From health passes to vaccine mandates, protesters were out in force this weekend.
Thousands of demonstrators from across the United States descended on Washington DC to decry COVID-19 mandates on Sunday.
Many participants, mostly maskless, shouted that the government is intervening in individual health issues after the capital adopted masks and vaccine mandates.
"People shouldn't be forced to do these things. We should have a choice," said protester Roger Miller.
The federal government had announced plans to implement a measure that requires companies with 100 or more workers to mandate the vaccine, and for some municipalities to make it mandatory for their employees to receive the jabs.
However, they were recently shut down by the US Supreme Court.
A judge in Texas ruled last Friday that President Joe Biden could not require federal employees to be vaccinated against the coronavirus and blocked the US government from disciplining employees who failed to comply.
The administration's measures would also have required people 12 and older to have at least one dose of the coronavirus vaccine to enter many indoor venues, including restaurants, bars, and gyms.
Almost two years into a pandemic that has killed more than 866,000 Americans, the number of new daily cases in the US is still over 700,000.
Meanwhile, in Europe, thousands also gathered to protest against governments' COVID-19 measures and virus vaccinations.
Belgium police use water cannons to disperse protests
Belgian police used water cannons and fired tear gas on Sunday in an attempt to disperse an estimated 50,000 people, with some thought to have travelled from France, Germany, and other countries, angry at the country's health pass and other pandemic restrictions.
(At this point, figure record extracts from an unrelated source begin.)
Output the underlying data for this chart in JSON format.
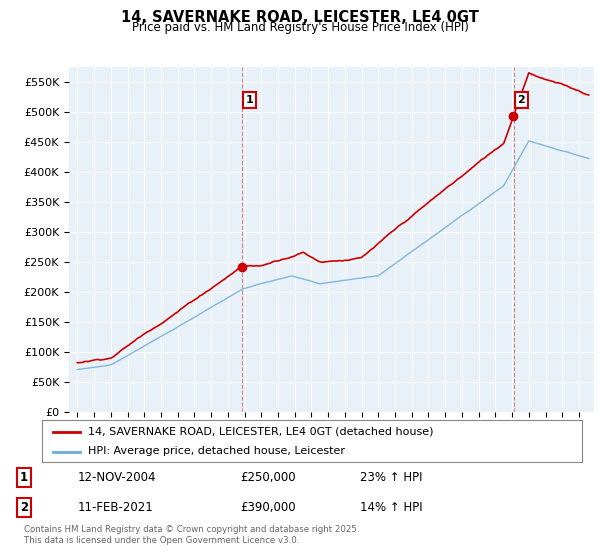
{
  "title": "14, SAVERNAKE ROAD, LEICESTER, LE4 0GT",
  "subtitle": "Price paid vs. HM Land Registry's House Price Index (HPI)",
  "ylim": [
    0,
    575000
  ],
  "yticks": [
    0,
    50000,
    100000,
    150000,
    200000,
    250000,
    300000,
    350000,
    400000,
    450000,
    500000,
    550000
  ],
  "ytick_labels": [
    "£0",
    "£50K",
    "£100K",
    "£150K",
    "£200K",
    "£250K",
    "£300K",
    "£350K",
    "£400K",
    "£450K",
    "£500K",
    "£550K"
  ],
  "hpi_color": "#6baed6",
  "price_color": "#cc0000",
  "chart_bg_color": "#ddeeff",
  "ann1_x": 2004.87,
  "ann1_y": 250000,
  "ann1_label": "1",
  "ann2_x": 2021.12,
  "ann2_y": 390000,
  "ann2_label": "2",
  "legend_line1": "14, SAVERNAKE ROAD, LEICESTER, LE4 0GT (detached house)",
  "legend_line2": "HPI: Average price, detached house, Leicester",
  "note1_label": "1",
  "note1_date": "12-NOV-2004",
  "note1_price": "£250,000",
  "note1_hpi": "23% ↑ HPI",
  "note2_label": "2",
  "note2_date": "11-FEB-2021",
  "note2_price": "£390,000",
  "note2_hpi": "14% ↑ HPI",
  "footer": "Contains HM Land Registry data © Crown copyright and database right 2025.\nThis data is licensed under the Open Government Licence v3.0.",
  "grid_color": "#cccccc",
  "xlim_left": 1994.5,
  "xlim_right": 2025.9
}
"It's an international manifestation; people are coming from Holland, from Germany, from France, from Italy, from Poland," said one Belgian protester.
Protests carried signs slamming Prime Minister Alexander De Croo as well as the government's measures.
"Liberty!" was the cry as the protestors marched and violently clashed with the police.
The protest came as the Omicron wave caused infections to reach record highs across Europe.
The EU's health agency said on Friday that Omicron had now become the dominant variant circulating in the bloc and some neighbouring countries.
The country has observed protests for several weeks now, some also marred by violence, against its health pass, which provides proof of vaccination or a recent COVID test in order to enter restaurants and cultural events in particular.
Belgium's parliament said that conditions for obtaining the pass are to be tightened, although for now, they remain less strict than in France.
Belgium has seen daily infections surge to over 60,000 in the past week in what authorities have called a "tsunami".
But Omicron's effects, less severe than with the Delta variant, have enabled health systems to escape the pressure seen in previous waves.
De Croo on Friday announced that restaurants and bars could extend their opening hours, although nightclubs still remain closed.
'It's not a pandemic, it's a dictatorship'
Meanwhile, in Spain, hundreds of protesters gathered in Barcelona on Sunday to rally against restrictions adopted by both national and regional authorities to curb the Omicron-fueled surge in COVID-19 cases.
Signs read "It's not a pandemic, it's a dictatorship", as people who reject vaccines or deny the existence or the gravity of the virus marched through the city.
Local police said 1,100 people attended the march, with many not wearing facemasks and thus breaking Spain's coronavirus guidelines.
Catalan authorities on Friday lifted special measures, including nighttime curfews, that were brought in to curb a spike in new daily COVID infections that started to pick up in November.
Official data shows that the current surge is losing steam in Spain, although experts predict that rising numbers of virus-related deaths will continue for some time.
Spain, a country of 47 million, has officially recorded over nine million coronavirus cases, although the real number is believed to be much higher.
Nearly 92,000 people have died since the beginning of the pandemic, but with over 80% of Spain vaccinated, medical experts have credited the shots for saving thousands of lives and averting the total collapse of its public health system.